これさえ終われば解放される。
目を閉じ声を殺して、右近はただひたすらに与一郎から与えられる恥辱に耐えていた。
いつか終わる、いつか与一郎は飽きるのだ。この体に、この行為に。聡い彼のことだから、これが不毛なものであると自分で気が付くはずだ。そもそも何故こんな事を飽きもせず繰り返しているのか、右近には理解ができなかった。それでも、右近は与一郎を信じるより他は無かった。きっと気が付く、きっと終わりはやってくる。それまでただひたすら待つしかない。ここで逃げ出せば与一郎も右近も永劫救われなどしないのだから。
…自分はいい、救いなど今更いらない。この体はすでに神の御許になど行けはしない。しかし、与一郎はどうなる?彼はこんな行為に溺れるほどの男ではなかったはずだ。言葉に可愛げはないが、それは上辺だけで、実は誰よりも繊細で傷つきやすい男だということを右近は知っている。そう、彼は誰よりも救われねばならない男だ。少なくとも右近の考えではそうだったはずだ。だというのに、何故だ、何故こんなことを。
思考が出口を探して巡り巡るが、出口など本当は無いのかもしれない。彷徨うそれは右近を更なる迷宮言うに誘う。それでも、信じなければ、見捨てず手を差し伸べ続けなければ。使命感にも似た感覚が、与えられるおぞましい感覚とせめぎあうのだ。

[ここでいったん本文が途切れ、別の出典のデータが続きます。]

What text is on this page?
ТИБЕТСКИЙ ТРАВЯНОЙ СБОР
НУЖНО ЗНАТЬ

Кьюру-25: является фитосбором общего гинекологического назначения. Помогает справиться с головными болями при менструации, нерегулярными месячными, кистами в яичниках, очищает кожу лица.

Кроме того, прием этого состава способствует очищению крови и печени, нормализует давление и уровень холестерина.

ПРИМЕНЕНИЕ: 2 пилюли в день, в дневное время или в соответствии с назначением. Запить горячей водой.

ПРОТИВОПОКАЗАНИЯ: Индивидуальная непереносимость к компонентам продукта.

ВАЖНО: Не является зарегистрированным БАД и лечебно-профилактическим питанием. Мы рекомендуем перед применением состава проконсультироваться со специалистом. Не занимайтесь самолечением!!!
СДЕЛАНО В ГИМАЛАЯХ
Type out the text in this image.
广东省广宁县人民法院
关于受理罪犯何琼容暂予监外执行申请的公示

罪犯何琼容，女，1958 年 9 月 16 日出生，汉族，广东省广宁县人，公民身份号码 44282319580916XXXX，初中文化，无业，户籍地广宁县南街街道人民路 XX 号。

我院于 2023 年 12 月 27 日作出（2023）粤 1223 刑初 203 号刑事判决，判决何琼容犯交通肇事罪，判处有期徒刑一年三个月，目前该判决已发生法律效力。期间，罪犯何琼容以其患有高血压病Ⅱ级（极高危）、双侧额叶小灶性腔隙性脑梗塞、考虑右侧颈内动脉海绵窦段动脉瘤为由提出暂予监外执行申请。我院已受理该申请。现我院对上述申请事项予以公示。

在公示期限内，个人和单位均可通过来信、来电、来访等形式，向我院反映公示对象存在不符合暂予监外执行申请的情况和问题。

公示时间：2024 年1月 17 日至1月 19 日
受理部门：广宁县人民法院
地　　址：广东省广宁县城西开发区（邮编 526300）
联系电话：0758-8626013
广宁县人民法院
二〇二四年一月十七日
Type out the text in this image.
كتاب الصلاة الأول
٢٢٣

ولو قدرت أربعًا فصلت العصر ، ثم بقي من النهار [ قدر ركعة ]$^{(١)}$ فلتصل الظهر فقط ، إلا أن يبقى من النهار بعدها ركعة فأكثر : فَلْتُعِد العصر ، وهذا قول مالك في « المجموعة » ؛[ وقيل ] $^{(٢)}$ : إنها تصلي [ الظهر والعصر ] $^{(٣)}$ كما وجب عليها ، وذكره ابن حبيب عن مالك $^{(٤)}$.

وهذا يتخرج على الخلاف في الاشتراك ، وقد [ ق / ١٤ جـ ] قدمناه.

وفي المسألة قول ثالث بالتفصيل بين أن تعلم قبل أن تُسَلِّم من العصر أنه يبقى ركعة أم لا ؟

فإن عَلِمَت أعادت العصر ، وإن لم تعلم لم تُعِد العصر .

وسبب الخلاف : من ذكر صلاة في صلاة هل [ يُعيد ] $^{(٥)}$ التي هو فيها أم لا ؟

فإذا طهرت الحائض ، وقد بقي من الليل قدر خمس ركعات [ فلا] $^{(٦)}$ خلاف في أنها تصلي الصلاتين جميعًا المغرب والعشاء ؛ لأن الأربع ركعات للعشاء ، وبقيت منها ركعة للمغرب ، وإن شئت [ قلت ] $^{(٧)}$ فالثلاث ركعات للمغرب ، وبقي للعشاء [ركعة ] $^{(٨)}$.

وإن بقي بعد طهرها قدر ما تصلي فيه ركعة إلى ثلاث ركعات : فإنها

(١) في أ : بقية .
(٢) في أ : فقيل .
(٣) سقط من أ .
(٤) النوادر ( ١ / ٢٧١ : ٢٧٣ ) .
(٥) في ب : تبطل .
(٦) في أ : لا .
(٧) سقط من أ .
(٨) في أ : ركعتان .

与一郎は右近を呼び出すと、当たり前のようにその体に触れ、なぞり、押し倒した。彼が女を抱くさまを見たことはないし見たくもないが、きっとこんな風に親しげに、当たり前だというように抱くのだろう。
なにより右近が忘れたかった数ヶ月前の記憶だったそれを、与一郎はほんの一瞬で容易く引きずり出してきた。呼び出す際に与一郎は、件のことは誰にも口外しない、とつけ添えていた。それを見た瞬間、右近は縛り付けられたような感覚に襲われたのだった。たったそれだけ、と言われるだろう。たったそれだけ、それだけが、右近の潔白でなければならないという一種の脅迫めいた自覚をぐらぐらと揺らしてしまう。しがみつくのがやっとだ。動こうなんて、ましてや逃げようだなんて、思いつくことさえ困難だった。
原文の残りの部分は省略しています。